Jerk Trajectory Planning for Assistive and Rehabilitative Mechatronic Devices

Abstract

This paper presents an effective application of Jerk to plan trajectory and control undesirable effects (e.g. patient’s hesitations and tremors) in active rehabilitation training using some mechatronic devices. Jerk is the time derivative of acceleration, and it is associated to the rapidly changing of forces. It is more sensible than other parameters (e.g. speed or acceleration) to intercept undesirable conditions as the patient’s tremors or sub-movements. This study proposes an innovative regulator system based on Minimum Jerk trajectory planning and formulation. The trajectory planning strategy of limb rehabilitation is described considering the clinical therapy requirements and patients’ needs.
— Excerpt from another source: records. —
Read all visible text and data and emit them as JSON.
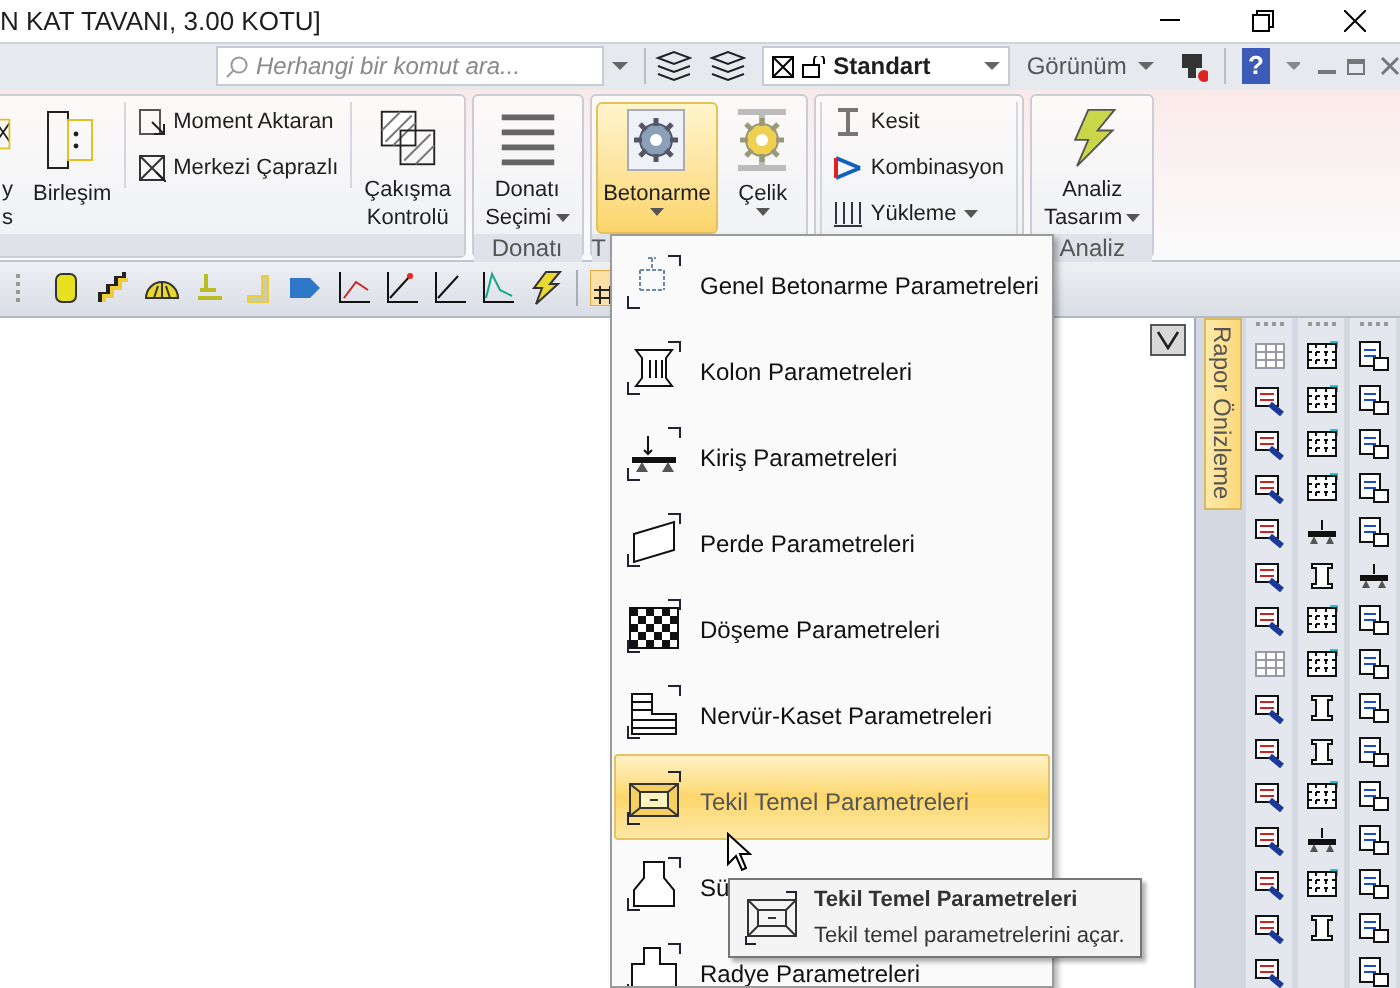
{
  "title_bar": {
    "title": "N KAT TAVANI,  3.00 KOTU]"
  },
  "quick_access": {
    "search": {
      "placeholder": "Herhangi bir komut ara..."
    },
    "style_dropdown": {
      "value": "Standart"
    },
    "view_menu": {
      "label": "Görünüm"
    },
    "help_button": {
      "label": "?"
    }
  },
  "ribbon": {
    "groups": [
      {
        "items": [
          {
            "kind": "large",
            "lines": [
              "y",
              "s"
            ]
          },
          {
            "kind": "large",
            "lines": [
              "Birleşim"
            ]
          },
          {
            "kind": "small",
            "label": "Moment Aktaran"
          },
          {
            "kind": "small",
            "label": "Merkezi Çaprazlı"
          },
          {
            "kind": "large",
            "lines": [
              "Çakışma",
              "Kontrolü"
            ]
          }
        ]
      },
      {
        "label": "Donatı",
        "items": [
          {
            "kind": "large",
            "lines": [
              "Donatı",
              "Seçimi"
            ],
            "dropdown": true
          }
        ]
      },
      {
        "label": "T",
        "items": [
          {
            "kind": "large",
            "lines": [
              "Betonarme"
            ],
            "dropdown": true,
            "selected": true
          },
          {
            "kind": "large",
            "lines": [
              "Çelik"
            ],
            "dropdown": true,
            "selected": false
          }
        ]
      },
      {
        "items": [
          {
            "kind": "small",
            "label": "Kesit"
          },
          {
            "kind": "small",
            "label": "Kombinasyon"
          },
          {
            "kind": "small",
            "label": "Yükleme",
            "dropdown": true
          }
        ]
      },
      {
        "label": "Analiz",
        "items": [
          {
            "kind": "large",
            "lines": [
              "Analiz",
              "Tasarım"
            ],
            "dropdown": true
          }
        ]
      }
    ]
  },
  "side_panel": {
    "tab": "Rapor Önizleme"
  },
  "dropdown_menu": {
    "items": [
      {
        "label": "Genel Betonarme Parametreleri",
        "selected": false
      },
      {
        "label": "Kolon Parametreleri",
        "selected": false
      },
      {
        "label": "Kiriş Parametreleri",
        "selected": false
      },
      {
        "label": "Perde Parametreleri",
        "selected": false
      },
      {
        "label": "Döşeme Parametreleri",
        "selected": false
      },
      {
        "label": "Nervür-Kaset Parametreleri",
        "selected": false
      },
      {
        "label": "Tekil Temel Parametreleri",
        "selected": true
      },
      {
        "label": "Sü",
        "selected": false
      },
      {
        "label": "Radye Parametreleri",
        "selected": false
      }
    ]
  },
  "tooltip": {
    "title": "Tekil Temel Parametreleri",
    "text": "Tekil temel parametrelerini açar."
  }
}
A case study based on a path shape that simulates a point-to-point motion is illustrated to demonstrate the effectiveness of the proposed solution. The study presents the kinematic analysis of the mechatronic device and the formulation of the objective function to minimize Jerk along the trajectory. A controller was developed to attenuate the micro sub-movements that recreated the patient hesitations. A set of simulations of the mechatronic model was performed highlighting the reduction of the jerk peak magnitude and the deviation from pre-determined trajectory when the controller was activated, improving the rehabilitation training.